Both a luciferase 2 reporter gene and miR-146a gene (or vector control) were engineered into UMSCC1 vector control (S12-vec) or miR-146a-restored cells (S12-146a) to enable the use of bioluminescence imaging for in vivo monitoring and quantitation of tumor growth. (A) Representative image of mice bearing the orthotopic xenograft imaged on IVIS Lumina (left panel - S12-vec; right panel - S12-146a). (B) Comparison of tumor size of S12-vec control cell derived tumor vs S12-146a tumors, quantified using bioluminescence images (BLI), p<0.05. (C) Lung metastasis identified by ex vivo BLI in 2/5 lungs in the control group (upper panel), 0/5 in the miR-146a-restored group (lower panel). (D, E) Hematoxylin & eosin staining of lung tissue from (D) S12-vec control or (E) S12-146a miR-restored mice. Note the presence of nests of tumor cells in control lungs (D). 200× magnification. (F, G) Immunohistochemical staining of pan-cytokeratin (AE1/AE3) in lungs of (F) S12-vec control or (G) S12-146a miR-restored mice. Cytokeratin staining demonstrates metastatic lesions in control lungs. Original magnification for microphotographs was 200×, scale bar=50μm.
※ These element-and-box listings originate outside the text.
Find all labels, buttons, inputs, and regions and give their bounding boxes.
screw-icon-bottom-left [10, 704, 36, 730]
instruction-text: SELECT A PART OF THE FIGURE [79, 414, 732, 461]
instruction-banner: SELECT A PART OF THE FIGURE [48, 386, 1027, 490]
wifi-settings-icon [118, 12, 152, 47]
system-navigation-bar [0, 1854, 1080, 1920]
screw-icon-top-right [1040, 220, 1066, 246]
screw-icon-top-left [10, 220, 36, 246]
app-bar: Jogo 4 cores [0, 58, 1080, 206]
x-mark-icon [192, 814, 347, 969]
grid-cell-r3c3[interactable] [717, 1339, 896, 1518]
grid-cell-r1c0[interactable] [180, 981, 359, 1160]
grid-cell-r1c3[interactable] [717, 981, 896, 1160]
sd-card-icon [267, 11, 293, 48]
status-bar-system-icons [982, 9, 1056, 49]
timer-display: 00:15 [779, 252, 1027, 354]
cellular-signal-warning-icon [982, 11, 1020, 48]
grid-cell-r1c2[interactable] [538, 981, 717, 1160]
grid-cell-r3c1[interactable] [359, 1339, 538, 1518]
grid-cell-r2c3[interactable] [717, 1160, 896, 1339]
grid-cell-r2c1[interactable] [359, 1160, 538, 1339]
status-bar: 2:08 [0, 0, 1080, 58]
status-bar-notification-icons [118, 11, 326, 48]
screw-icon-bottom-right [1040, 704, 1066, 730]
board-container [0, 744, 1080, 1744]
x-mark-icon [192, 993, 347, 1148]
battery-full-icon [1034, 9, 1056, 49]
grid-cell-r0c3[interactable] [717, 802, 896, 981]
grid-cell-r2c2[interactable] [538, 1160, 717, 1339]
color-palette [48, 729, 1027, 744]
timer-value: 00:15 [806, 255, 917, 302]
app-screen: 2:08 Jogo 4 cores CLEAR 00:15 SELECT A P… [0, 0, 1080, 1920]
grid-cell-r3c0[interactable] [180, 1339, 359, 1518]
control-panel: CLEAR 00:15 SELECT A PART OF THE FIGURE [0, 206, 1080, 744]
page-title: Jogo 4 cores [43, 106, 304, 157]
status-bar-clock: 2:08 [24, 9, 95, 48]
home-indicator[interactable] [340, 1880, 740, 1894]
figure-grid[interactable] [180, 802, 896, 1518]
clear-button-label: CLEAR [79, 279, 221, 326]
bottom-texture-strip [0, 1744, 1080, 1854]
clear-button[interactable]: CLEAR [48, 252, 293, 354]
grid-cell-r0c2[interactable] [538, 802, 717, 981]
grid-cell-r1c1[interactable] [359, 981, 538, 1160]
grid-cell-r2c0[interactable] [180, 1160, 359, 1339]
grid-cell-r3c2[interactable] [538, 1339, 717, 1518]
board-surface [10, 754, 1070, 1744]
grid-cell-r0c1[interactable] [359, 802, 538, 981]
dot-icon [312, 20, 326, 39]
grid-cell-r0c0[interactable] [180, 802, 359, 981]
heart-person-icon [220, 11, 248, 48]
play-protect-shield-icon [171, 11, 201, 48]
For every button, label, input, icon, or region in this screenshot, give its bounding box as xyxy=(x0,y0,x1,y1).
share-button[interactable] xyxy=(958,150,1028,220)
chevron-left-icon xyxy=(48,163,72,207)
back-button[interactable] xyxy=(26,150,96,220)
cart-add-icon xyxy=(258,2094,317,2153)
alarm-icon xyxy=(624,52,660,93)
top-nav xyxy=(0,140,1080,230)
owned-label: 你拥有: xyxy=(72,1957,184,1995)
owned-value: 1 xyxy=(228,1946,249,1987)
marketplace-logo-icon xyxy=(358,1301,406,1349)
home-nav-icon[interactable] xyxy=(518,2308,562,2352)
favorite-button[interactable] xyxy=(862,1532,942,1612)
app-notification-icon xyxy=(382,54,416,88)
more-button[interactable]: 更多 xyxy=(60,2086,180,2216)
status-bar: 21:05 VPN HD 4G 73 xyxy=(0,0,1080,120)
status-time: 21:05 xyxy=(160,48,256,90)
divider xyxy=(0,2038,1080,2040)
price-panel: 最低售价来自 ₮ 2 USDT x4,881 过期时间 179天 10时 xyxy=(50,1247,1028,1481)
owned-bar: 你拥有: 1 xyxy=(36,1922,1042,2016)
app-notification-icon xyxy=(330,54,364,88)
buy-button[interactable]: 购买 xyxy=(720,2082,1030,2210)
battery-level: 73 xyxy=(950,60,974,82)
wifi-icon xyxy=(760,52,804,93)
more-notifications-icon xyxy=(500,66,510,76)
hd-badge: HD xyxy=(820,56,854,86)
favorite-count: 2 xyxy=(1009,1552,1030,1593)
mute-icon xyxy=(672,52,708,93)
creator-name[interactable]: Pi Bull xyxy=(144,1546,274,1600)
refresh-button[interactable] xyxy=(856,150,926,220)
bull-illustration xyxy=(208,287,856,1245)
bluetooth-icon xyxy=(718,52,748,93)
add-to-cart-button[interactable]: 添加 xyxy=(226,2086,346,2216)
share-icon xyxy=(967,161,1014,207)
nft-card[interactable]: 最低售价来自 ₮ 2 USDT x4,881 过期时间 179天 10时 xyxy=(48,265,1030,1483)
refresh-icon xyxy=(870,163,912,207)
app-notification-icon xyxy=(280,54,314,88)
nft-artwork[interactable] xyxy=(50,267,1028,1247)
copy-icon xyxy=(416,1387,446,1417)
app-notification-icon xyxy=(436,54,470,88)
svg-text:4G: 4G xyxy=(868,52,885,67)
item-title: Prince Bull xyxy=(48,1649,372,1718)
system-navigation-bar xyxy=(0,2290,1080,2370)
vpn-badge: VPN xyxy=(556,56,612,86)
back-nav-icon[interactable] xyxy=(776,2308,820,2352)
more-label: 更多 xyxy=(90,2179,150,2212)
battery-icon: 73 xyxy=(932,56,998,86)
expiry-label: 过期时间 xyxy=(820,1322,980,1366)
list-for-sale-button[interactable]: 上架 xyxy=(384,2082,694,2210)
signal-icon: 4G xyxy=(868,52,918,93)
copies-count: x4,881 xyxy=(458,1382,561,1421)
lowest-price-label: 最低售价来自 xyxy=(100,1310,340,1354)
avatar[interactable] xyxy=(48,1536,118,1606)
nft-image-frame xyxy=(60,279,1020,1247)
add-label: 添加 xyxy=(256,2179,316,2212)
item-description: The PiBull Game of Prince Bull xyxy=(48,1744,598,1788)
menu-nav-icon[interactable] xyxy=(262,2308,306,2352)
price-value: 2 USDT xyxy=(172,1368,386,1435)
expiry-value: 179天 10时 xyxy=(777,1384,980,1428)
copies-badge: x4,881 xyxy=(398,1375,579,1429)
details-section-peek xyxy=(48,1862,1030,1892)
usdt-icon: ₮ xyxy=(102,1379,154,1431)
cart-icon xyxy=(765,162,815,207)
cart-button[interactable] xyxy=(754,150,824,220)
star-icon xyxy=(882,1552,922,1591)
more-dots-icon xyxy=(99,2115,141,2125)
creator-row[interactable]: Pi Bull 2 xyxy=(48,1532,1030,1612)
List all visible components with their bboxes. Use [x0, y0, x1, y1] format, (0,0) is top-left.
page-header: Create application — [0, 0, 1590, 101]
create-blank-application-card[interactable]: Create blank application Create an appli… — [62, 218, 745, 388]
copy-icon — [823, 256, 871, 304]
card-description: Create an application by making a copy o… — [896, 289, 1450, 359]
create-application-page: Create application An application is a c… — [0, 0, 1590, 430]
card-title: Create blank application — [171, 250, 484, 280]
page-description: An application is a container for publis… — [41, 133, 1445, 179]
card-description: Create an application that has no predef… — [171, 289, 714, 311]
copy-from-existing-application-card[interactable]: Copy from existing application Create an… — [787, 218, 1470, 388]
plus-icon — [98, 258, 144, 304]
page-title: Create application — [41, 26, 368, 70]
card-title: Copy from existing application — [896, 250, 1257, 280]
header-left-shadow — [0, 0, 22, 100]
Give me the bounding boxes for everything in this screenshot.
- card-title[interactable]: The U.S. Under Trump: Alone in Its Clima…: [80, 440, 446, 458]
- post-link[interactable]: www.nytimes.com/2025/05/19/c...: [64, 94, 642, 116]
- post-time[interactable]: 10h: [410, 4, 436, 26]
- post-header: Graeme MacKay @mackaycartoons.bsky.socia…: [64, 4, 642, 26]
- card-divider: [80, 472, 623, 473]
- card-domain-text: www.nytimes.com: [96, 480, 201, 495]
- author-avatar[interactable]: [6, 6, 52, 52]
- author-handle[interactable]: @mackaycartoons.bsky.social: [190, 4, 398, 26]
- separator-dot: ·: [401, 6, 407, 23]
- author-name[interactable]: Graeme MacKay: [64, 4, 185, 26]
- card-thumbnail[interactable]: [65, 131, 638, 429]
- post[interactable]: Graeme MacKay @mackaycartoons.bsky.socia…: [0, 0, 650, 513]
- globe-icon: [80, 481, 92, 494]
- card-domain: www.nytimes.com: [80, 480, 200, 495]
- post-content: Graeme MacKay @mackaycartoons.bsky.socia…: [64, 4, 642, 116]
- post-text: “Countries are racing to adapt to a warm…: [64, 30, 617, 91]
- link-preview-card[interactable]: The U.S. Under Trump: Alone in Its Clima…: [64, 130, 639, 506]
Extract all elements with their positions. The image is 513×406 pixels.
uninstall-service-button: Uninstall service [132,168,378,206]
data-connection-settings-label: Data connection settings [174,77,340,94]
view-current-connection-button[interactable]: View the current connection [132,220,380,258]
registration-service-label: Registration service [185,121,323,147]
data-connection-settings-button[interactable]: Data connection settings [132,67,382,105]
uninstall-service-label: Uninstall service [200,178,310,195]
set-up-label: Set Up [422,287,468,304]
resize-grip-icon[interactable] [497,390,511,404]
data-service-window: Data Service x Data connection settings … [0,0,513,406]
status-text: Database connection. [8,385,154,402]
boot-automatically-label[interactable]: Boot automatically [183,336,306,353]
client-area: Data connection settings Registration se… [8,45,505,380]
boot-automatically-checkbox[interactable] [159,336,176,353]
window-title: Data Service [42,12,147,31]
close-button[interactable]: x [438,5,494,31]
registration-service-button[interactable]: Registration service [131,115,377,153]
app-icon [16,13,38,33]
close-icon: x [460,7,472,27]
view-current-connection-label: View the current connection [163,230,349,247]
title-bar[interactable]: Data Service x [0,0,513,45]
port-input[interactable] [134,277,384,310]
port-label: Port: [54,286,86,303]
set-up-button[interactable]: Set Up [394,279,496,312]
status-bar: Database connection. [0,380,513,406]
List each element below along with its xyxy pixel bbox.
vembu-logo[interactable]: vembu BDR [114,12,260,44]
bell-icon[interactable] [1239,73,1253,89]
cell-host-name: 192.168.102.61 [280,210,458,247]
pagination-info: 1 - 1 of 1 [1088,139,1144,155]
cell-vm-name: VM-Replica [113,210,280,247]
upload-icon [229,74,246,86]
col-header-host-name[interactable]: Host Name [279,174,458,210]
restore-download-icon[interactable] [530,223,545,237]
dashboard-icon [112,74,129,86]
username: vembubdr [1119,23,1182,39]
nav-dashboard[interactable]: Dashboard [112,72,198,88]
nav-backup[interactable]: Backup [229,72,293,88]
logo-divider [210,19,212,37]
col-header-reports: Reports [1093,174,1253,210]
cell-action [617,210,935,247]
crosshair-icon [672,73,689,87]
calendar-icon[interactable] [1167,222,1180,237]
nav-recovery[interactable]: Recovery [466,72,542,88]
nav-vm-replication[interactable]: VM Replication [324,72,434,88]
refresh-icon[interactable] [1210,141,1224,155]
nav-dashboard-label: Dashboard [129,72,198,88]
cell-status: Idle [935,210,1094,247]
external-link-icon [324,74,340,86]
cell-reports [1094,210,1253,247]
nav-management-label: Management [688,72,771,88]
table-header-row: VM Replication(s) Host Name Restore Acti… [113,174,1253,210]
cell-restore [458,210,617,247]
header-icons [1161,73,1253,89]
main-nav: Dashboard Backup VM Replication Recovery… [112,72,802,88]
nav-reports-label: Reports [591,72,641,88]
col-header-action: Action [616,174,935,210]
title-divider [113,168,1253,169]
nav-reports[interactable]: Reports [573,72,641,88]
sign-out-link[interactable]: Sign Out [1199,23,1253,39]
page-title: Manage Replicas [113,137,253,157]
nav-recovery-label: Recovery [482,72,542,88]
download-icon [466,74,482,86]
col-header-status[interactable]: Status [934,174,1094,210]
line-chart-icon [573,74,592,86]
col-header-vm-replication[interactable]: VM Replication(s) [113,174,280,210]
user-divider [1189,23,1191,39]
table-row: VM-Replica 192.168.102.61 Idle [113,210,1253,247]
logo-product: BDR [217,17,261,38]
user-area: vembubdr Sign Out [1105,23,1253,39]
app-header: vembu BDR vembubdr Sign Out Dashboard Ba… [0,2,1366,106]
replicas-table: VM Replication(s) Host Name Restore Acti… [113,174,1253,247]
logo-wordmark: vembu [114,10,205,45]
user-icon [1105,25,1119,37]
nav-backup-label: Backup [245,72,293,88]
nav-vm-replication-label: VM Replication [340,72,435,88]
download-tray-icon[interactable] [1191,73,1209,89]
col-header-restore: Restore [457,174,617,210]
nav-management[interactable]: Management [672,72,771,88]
Figure 6. Identification of Sox2 as a miR-146a target

(A) A target sequence was found using RNA22 web-based bioinformatics tool in the coding area of Sox2 gene, with perfect pairing near the 3′ end instead of the canonical seed sequence. (B) Sox2 mRNA levels in UMSCC1 derived control cells (1-puro) and miR-146 restored cells (1-146a) as determined by qPCR, P<0.05. (C) Protein levels of TRAF6 and Sox2 were detected by Western blot in 1-puro and 1-146a cells. GAPDH and β-actin were included as loading controls. (D) Dual luciferase reporter assay (pmirGlo) was used to evaluate the effect of miR-146a expression on the activity of reporter gene fused with putative target sequence from Sox mRNA or its mutant form. Comparison was made between Sox2 group and control, P<0.05.

Figure 7. Expression Sox2 and cell proliferation in xenografts

With immunohistochemistry and Aperio digital pathology image analysis tools, the expression levels of Sox2 and cell proliferation marker Ki67 in xenograft tumors were detected and quantified. (A) and (B) show representative fields of high and low percentage positive stain for Ki67, respectively. (C) and (D) show representative fields of high and low percentage positive stain for Sox2, respectively. Original magnification 400×, scale bar=20μm. (E) and (F) show quantitative comparison between control (n=5) and miR-146 overexpressing (n=5) groups in terms of Ki67 and Sox2 expression respectively. Both differences were statistically significant (P<0.05).